Par conséquent, les enfants semblent naître avec un mécanisme de protection puissant contre les infections respiratoires, qui est susceptible de protéger également contre d’autres virus. Marco-Binder explique : "En cas de pandémie, cette différence est particulièrement prononcée, car le système immunitaire de chacun est exposé pour la première fois au coronavirus. Comme pour d'autres infections comme le rhume ou la grippe, les adultes ont déjà construit une mémoire immunitaire grâce à une exposition répétée au virus qui contribue à se protéger contre l'agent pathogène. Par conséquent, l'effet des défenses virales plus fortes des enfants n'est plus évident."

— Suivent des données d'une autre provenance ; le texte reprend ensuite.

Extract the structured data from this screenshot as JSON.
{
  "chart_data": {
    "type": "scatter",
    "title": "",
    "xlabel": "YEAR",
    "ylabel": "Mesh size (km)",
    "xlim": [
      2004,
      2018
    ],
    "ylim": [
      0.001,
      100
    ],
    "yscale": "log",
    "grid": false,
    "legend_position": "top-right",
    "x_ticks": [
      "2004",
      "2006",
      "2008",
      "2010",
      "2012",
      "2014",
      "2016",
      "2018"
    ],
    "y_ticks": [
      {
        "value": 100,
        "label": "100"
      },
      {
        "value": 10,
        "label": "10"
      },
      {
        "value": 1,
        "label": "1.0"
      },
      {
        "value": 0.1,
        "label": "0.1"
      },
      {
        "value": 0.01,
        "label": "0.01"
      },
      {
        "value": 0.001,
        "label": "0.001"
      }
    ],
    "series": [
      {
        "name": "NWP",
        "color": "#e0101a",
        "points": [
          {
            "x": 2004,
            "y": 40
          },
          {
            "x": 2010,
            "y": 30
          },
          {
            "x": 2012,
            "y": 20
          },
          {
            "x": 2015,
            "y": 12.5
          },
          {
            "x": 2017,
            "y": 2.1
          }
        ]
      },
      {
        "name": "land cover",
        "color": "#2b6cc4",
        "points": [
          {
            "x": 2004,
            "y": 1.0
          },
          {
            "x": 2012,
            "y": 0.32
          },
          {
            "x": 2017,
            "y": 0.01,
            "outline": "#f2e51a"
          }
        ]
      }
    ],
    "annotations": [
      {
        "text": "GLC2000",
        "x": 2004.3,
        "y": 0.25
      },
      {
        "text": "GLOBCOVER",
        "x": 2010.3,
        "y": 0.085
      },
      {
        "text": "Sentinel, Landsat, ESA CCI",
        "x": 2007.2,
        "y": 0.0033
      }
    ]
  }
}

Binder a également mentionné une autre particularité : « Le SRAS-CoV-2 se reproduit extrêmement rapidement dans nos cellules, et il dispose également de nombreuses astuces pour désactiver les capteurs du système d'alarme virale de la cellule. Par conséquent, les mécanismes de protection des nourrissons sont particulièrement importants contre cet agent pathogène. Pour d'autres infections respiratoires, la différence entre les enfants et les adultes n'est peut-être pas si grande. Le scientifique prévoit d’approfondir cette question dans le cadre de futurs projets de recherche. "

Marko-Binder estime qu'il pourrait être utile d'explorer des stratégies préventives contre le SRAS-CoV-2 et d'autres infections respiratoires. "Cette approche pourrait imiter la composition cellulaire des tissus muqueux des enfants, par exemple en inhalant des préparations de cytokines à faible dose."